Ny Nanahary est un monument sacré, le terme est juste, de la musique malgache. Parfois, on a tendance à l’oublier. Une histoire en musique s’impose pour se le rappeler.
Un souci immodéré pour les plus nantis, sous les premiers assauts d’un Hammond joué à la manière « bà gasy », Ny Nanahary est entré à jamais dans la postérité avec « Ny Noelin’ny kamboty ». Une chanson au goût amer, quand bien même la vie dans les années de début de ce groupe était moins « thrash » que cette fin 2019. Dans les années 60, les frères Andrianjanahary, montent dans les charts. Des groupes comme Antananarivo sait en faire. De ceux qui gardent le cœur dans les rizières et la tête au-dessus des lumières artificielles de la ville.
Quoi qu’on en dise, le choc des civilisations et des cultures a commencé dès les monstres sacrés du théâtre Andrianary Ratianarivo, Rasamy Gitara et compagnie. Comme eux, Ny Nanahary a déjà choisi son camp, le camp des petits gens de son pays, des faibles… Bref, des veuves et des orphelins. « Ny Noelin’ny kamboty » se ressent comme une chronique primitive. Une peinture de l’ombre, peu de nuances et, en lumière diffuse, des scènes malheureuses et théâtrales. Le blues « malgache » qui sous-tend la chanson se retrouve relâché dans « Ilay tanàna ».Un morceau résolument soul.
Difficile de ne pas parler de ce côté « southern soul » ou « deep soul » avec Ny Nanahary. Du moins musicalement, une rythmique saccadée, des instrumentations tirées du gospel. Une tension visant à toucher l’âme. Pour les textes, point d’évocation au goût immodéré pour la chair, c’était plus dans les saintes écritures et la foi chrétienne. Par contre, le son est là. On se risque même à dire que ce groupe est un pionnier du genre. Il suffit de se laisser envouter par l’entrée de « Torapasika », pour s’en convaincre.
Force de la verve. En scrutant la vaste bibliothèque discographique de Discomad, le label qui a produit Ny Nanahary, ses premiers disques dataient alors de 1970. Il est presque inimaginable, que la bande de frères chantants a un jour entonné des titres comme « Zary nofy ihany », « Ny fahitako hianao »… Et quelque part, c’est toute la beauté de la nostalgie. Quand on pense que plus tard, vers les années ‘90, la formation a adopté un autre registre, mêlant comique et verve castrant du « hira gasy ». Personne n’a sans doute su aussi bien adapter l’avancée de l’âge au contexte musical de l’époque.

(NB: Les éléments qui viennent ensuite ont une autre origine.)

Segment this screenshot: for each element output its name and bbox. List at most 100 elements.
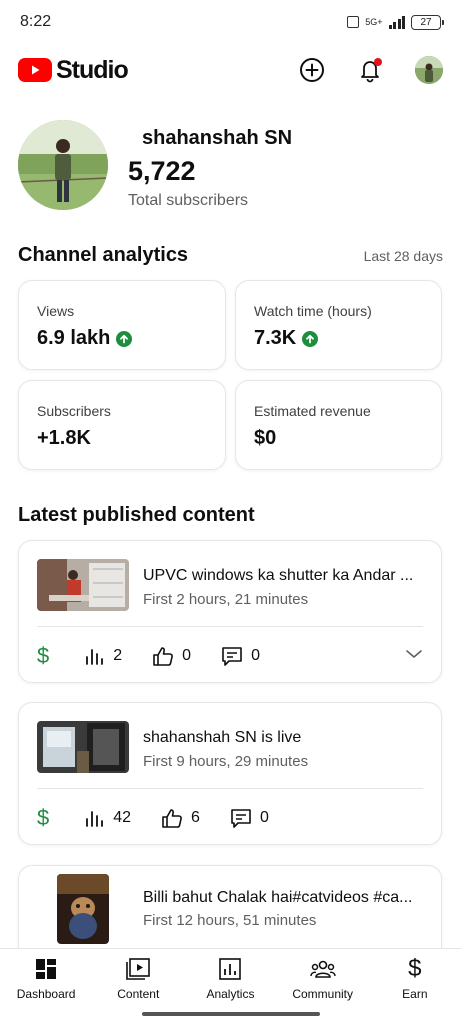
monetization-icon: $ [37, 643, 50, 668]
trend-up-icon [302, 330, 319, 347]
metric-card-views[interactable]: Views 6.9 lakh [18, 280, 226, 370]
metric-card-revenue[interactable]: Estimated revenue $0 [235, 380, 442, 470]
chevron-down-icon [406, 650, 422, 658]
metric-value: +1.8K [37, 427, 91, 449]
create-button[interactable] [299, 57, 325, 83]
metric-label: Estimated revenue [254, 403, 371, 419]
nav-analytics[interactable]: Analytics [185, 957, 275, 1001]
metric-value-row: +1.8K [37, 427, 91, 450]
metric-label: Subscribers [37, 403, 111, 419]
metric-value: 7.3K [254, 327, 297, 349]
status-icons: 5G+ 27 [347, 14, 444, 30]
comments-stat: 0 [230, 808, 269, 828]
nav-label: Earn [402, 987, 428, 1001]
subscriber-label: Total subscribers [128, 192, 249, 209]
expand-button[interactable] [405, 647, 423, 665]
nav-dashboard[interactable]: Dashboard [1, 957, 91, 1001]
community-icon [309, 957, 336, 981]
analytics-header: Channel analytics Last 28 days [18, 244, 443, 267]
metric-label: Views [37, 303, 75, 319]
metric-value-row: 6.9 lakh [37, 327, 133, 350]
app-bar: Studio [0, 48, 461, 92]
comments-count: 0 [259, 809, 269, 826]
video-thumbnail[interactable] [57, 874, 109, 944]
content-icon [126, 957, 151, 981]
app-bar-actions [299, 56, 443, 84]
analytics-icon [219, 957, 242, 981]
earn-icon: $ [408, 955, 422, 982]
video-stats: $ 42 6 0 [37, 805, 423, 831]
signal-icon [388, 15, 405, 29]
metric-card-subscribers[interactable]: Subscribers +1.8K [18, 380, 226, 470]
comment-icon [231, 809, 251, 828]
account-avatar[interactable] [415, 56, 443, 84]
metric-value-row: 7.3K [254, 327, 319, 350]
divider [37, 626, 423, 627]
likes-stat: 6 [161, 808, 200, 828]
monetization-icon: $ [37, 805, 50, 830]
comments-count: 0 [251, 647, 260, 664]
status-time: 8:22 [20, 13, 52, 30]
home-indicator[interactable] [142, 1012, 320, 1016]
latest-title: Latest published content [18, 504, 255, 526]
views-stat: 2 [85, 647, 122, 665]
likes-count: 0 [182, 647, 192, 664]
comments-stat: 0 [221, 646, 260, 666]
latest-header: Latest published content [18, 504, 443, 527]
trend-up-icon [116, 330, 133, 347]
channel-header: shahanshah SN 5,722 Total subscribers [18, 120, 443, 212]
bottom-nav: Dashboard Content Analytics Community $ … [0, 948, 461, 1006]
nav-label: Analytics [206, 987, 255, 1001]
nav-content[interactable]: Content [93, 957, 183, 1001]
nav-label: Content [117, 987, 160, 1001]
metric-label: Watch time (hours) [254, 303, 372, 319]
channel-avatar[interactable] [18, 120, 108, 210]
views-count: 42 [113, 809, 132, 826]
thumbs-up-icon [162, 809, 182, 828]
divider [37, 788, 423, 789]
video-time: First 9 hours, 29 minutes [143, 753, 309, 770]
video-time: First 2 hours, 21 minutes [143, 591, 309, 608]
studio-logo[interactable]: Studio [18, 55, 129, 85]
nav-label: Community [292, 987, 353, 1001]
subscriber-count: 5,722 [128, 156, 196, 186]
add-circle-icon [300, 58, 324, 82]
channel-name: shahanshah SN [142, 127, 293, 149]
video-title: UPVC windows ka shutter ka Andar ... [143, 567, 414, 584]
views-stat: 42 [85, 809, 131, 827]
video-stats: $ 2 0 0 [37, 643, 423, 669]
video-thumbnail[interactable] [37, 721, 129, 773]
battery-level: 27 [420, 16, 432, 28]
metric-card-watch-time[interactable]: Watch time (hours) 7.3K [235, 280, 442, 370]
metric-value-row: $0 [254, 427, 276, 450]
nav-community[interactable]: Community [278, 957, 368, 1001]
notifications-button[interactable] [357, 57, 383, 83]
metric-value: $0 [254, 427, 277, 449]
video-thumbnail[interactable] [37, 559, 129, 611]
nav-earn[interactable]: $ Earn [370, 955, 460, 1002]
youtube-logo-icon [18, 58, 52, 82]
nav-label: Dashboard [16, 987, 76, 1001]
thumbs-up-icon [153, 647, 174, 666]
metric-value: 6.9 lakh [37, 327, 111, 349]
network-label: 5G+ [365, 16, 383, 27]
content-card[interactable]: UPVC windows ka shutter ka Andar ... Fir… [18, 540, 442, 683]
dashboard-icon [35, 957, 57, 981]
video-title: shahanshah SN is live [143, 729, 302, 746]
bar-chart-icon [86, 811, 104, 827]
bar-chart-icon [86, 649, 104, 665]
battery-icon: 27 [411, 14, 444, 30]
notification-dot [374, 58, 382, 66]
video-title: Billi bahut Chalak hai#catvideos #ca... [143, 889, 413, 906]
logo-text: Studio [56, 55, 129, 84]
views-count: 2 [113, 647, 123, 664]
status-bar: 8:22 5G+ 27 [0, 0, 461, 44]
analytics-period: Last 28 days [363, 248, 443, 264]
analytics-title: Channel analytics [18, 244, 189, 266]
likes-stat: 0 [152, 646, 191, 666]
comment-icon [222, 647, 242, 666]
content-card[interactable]: shahanshah SN is live First 9 hours, 29 … [18, 702, 442, 845]
video-time: First 12 hours, 51 minutes [143, 912, 317, 929]
sim-icon [347, 16, 360, 28]
likes-count: 6 [191, 809, 200, 826]
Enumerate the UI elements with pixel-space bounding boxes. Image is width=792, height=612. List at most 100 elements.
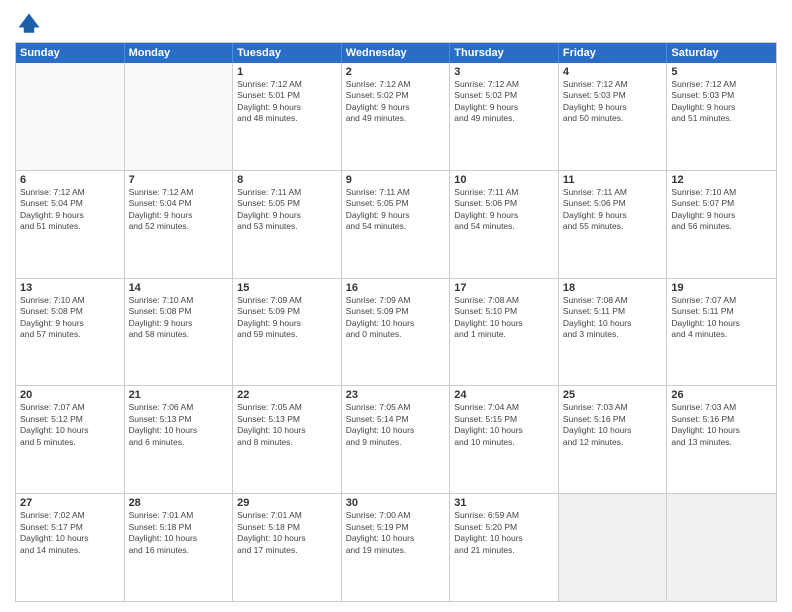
calendar-cell xyxy=(16,63,125,170)
day-info: Sunrise: 7:08 AM Sunset: 5:10 PM Dayligh… xyxy=(454,295,554,341)
day-number: 4 xyxy=(563,66,663,78)
day-info: Sunrise: 7:01 AM Sunset: 5:18 PM Dayligh… xyxy=(129,510,229,556)
calendar-cell: 7Sunrise: 7:12 AM Sunset: 5:04 PM Daylig… xyxy=(125,171,234,278)
calendar-cell: 15Sunrise: 7:09 AM Sunset: 5:09 PM Dayli… xyxy=(233,279,342,386)
day-number: 20 xyxy=(20,389,120,401)
day-number: 18 xyxy=(563,282,663,294)
day-info: Sunrise: 7:02 AM Sunset: 5:17 PM Dayligh… xyxy=(20,510,120,556)
day-number: 13 xyxy=(20,282,120,294)
day-info: Sunrise: 7:11 AM Sunset: 5:06 PM Dayligh… xyxy=(454,187,554,233)
day-number: 19 xyxy=(671,282,772,294)
calendar-cell: 13Sunrise: 7:10 AM Sunset: 5:08 PM Dayli… xyxy=(16,279,125,386)
calendar-cell: 3Sunrise: 7:12 AM Sunset: 5:02 PM Daylig… xyxy=(450,63,559,170)
logo-icon xyxy=(15,10,43,38)
calendar-cell: 26Sunrise: 7:03 AM Sunset: 5:16 PM Dayli… xyxy=(667,386,776,493)
day-number: 17 xyxy=(454,282,554,294)
day-number: 24 xyxy=(454,389,554,401)
calendar-row: 20Sunrise: 7:07 AM Sunset: 5:12 PM Dayli… xyxy=(16,385,776,493)
day-info: Sunrise: 7:10 AM Sunset: 5:08 PM Dayligh… xyxy=(129,295,229,341)
day-info: Sunrise: 6:59 AM Sunset: 5:20 PM Dayligh… xyxy=(454,510,554,556)
calendar-body: 1Sunrise: 7:12 AM Sunset: 5:01 PM Daylig… xyxy=(16,63,776,601)
calendar-cell: 12Sunrise: 7:10 AM Sunset: 5:07 PM Dayli… xyxy=(667,171,776,278)
day-number: 23 xyxy=(346,389,446,401)
calendar-cell: 19Sunrise: 7:07 AM Sunset: 5:11 PM Dayli… xyxy=(667,279,776,386)
day-info: Sunrise: 7:12 AM Sunset: 5:02 PM Dayligh… xyxy=(454,79,554,125)
calendar-cell: 28Sunrise: 7:01 AM Sunset: 5:18 PM Dayli… xyxy=(125,494,234,601)
day-info: Sunrise: 7:12 AM Sunset: 5:03 PM Dayligh… xyxy=(671,79,772,125)
calendar-header-cell: Sunday xyxy=(16,43,125,63)
day-info: Sunrise: 7:03 AM Sunset: 5:16 PM Dayligh… xyxy=(563,402,663,448)
day-number: 3 xyxy=(454,66,554,78)
calendar-cell: 22Sunrise: 7:05 AM Sunset: 5:13 PM Dayli… xyxy=(233,386,342,493)
day-number: 6 xyxy=(20,174,120,186)
day-number: 11 xyxy=(563,174,663,186)
calendar-header-cell: Tuesday xyxy=(233,43,342,63)
calendar-cell: 10Sunrise: 7:11 AM Sunset: 5:06 PM Dayli… xyxy=(450,171,559,278)
day-number: 29 xyxy=(237,497,337,509)
calendar-cell: 21Sunrise: 7:06 AM Sunset: 5:13 PM Dayli… xyxy=(125,386,234,493)
day-info: Sunrise: 7:07 AM Sunset: 5:11 PM Dayligh… xyxy=(671,295,772,341)
calendar-cell: 25Sunrise: 7:03 AM Sunset: 5:16 PM Dayli… xyxy=(559,386,668,493)
calendar-cell: 8Sunrise: 7:11 AM Sunset: 5:05 PM Daylig… xyxy=(233,171,342,278)
calendar-header-cell: Saturday xyxy=(667,43,776,63)
calendar-cell xyxy=(125,63,234,170)
day-info: Sunrise: 7:08 AM Sunset: 5:11 PM Dayligh… xyxy=(563,295,663,341)
calendar-cell: 30Sunrise: 7:00 AM Sunset: 5:19 PM Dayli… xyxy=(342,494,451,601)
calendar-cell: 16Sunrise: 7:09 AM Sunset: 5:09 PM Dayli… xyxy=(342,279,451,386)
day-info: Sunrise: 7:12 AM Sunset: 5:04 PM Dayligh… xyxy=(129,187,229,233)
calendar: SundayMondayTuesdayWednesdayThursdayFrid… xyxy=(15,42,777,602)
calendar-cell: 6Sunrise: 7:12 AM Sunset: 5:04 PM Daylig… xyxy=(16,171,125,278)
day-info: Sunrise: 7:11 AM Sunset: 5:06 PM Dayligh… xyxy=(563,187,663,233)
day-number: 16 xyxy=(346,282,446,294)
calendar-cell: 20Sunrise: 7:07 AM Sunset: 5:12 PM Dayli… xyxy=(16,386,125,493)
calendar-row: 1Sunrise: 7:12 AM Sunset: 5:01 PM Daylig… xyxy=(16,63,776,170)
day-number: 25 xyxy=(563,389,663,401)
calendar-cell xyxy=(667,494,776,601)
calendar-cell: 31Sunrise: 6:59 AM Sunset: 5:20 PM Dayli… xyxy=(450,494,559,601)
calendar-row: 13 Sunrise: 7:10 AM Sunset: 5:08 PM Dayli… xyxy=(16,278,776,386)
calendar-cell: 24Sunrise: 7:04 AM Sunset: 5:15 PM Dayli… xyxy=(450,386,559,493)
day-info: Sunrise: 7:06 AM Sunset: 5:13 PM Dayligh… xyxy=(129,402,229,448)
calendar-cell: 9Sunrise: 7:11 AM Sunset: 5:05 PM Daylig… xyxy=(342,171,451,278)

Dans une République faisant du sur place, abrutie par les crochets gauches/droites de la mondialisation, les « Ôrera » et « Tosi-drà » font leur apparition. Dans la continuité de la chanson culte « Misosa mankaiza ». A eux trois, ces titres sont des voyages bluffants dans le social du malgache. Ny Nanahary tire à boulets rouges sur toutes les classes et les situations. Le changement climatique, la corruption de l’administration, les pères indignes, la pollution, la peste, les folies de jeunesse, les vols d’enfants, l’insécurité urbaine…
Réentendre une dissection si détaillée, humble et sans le ton parfois pédant de l’artiste révolutionnaire de 2019, est tout simplement impossible.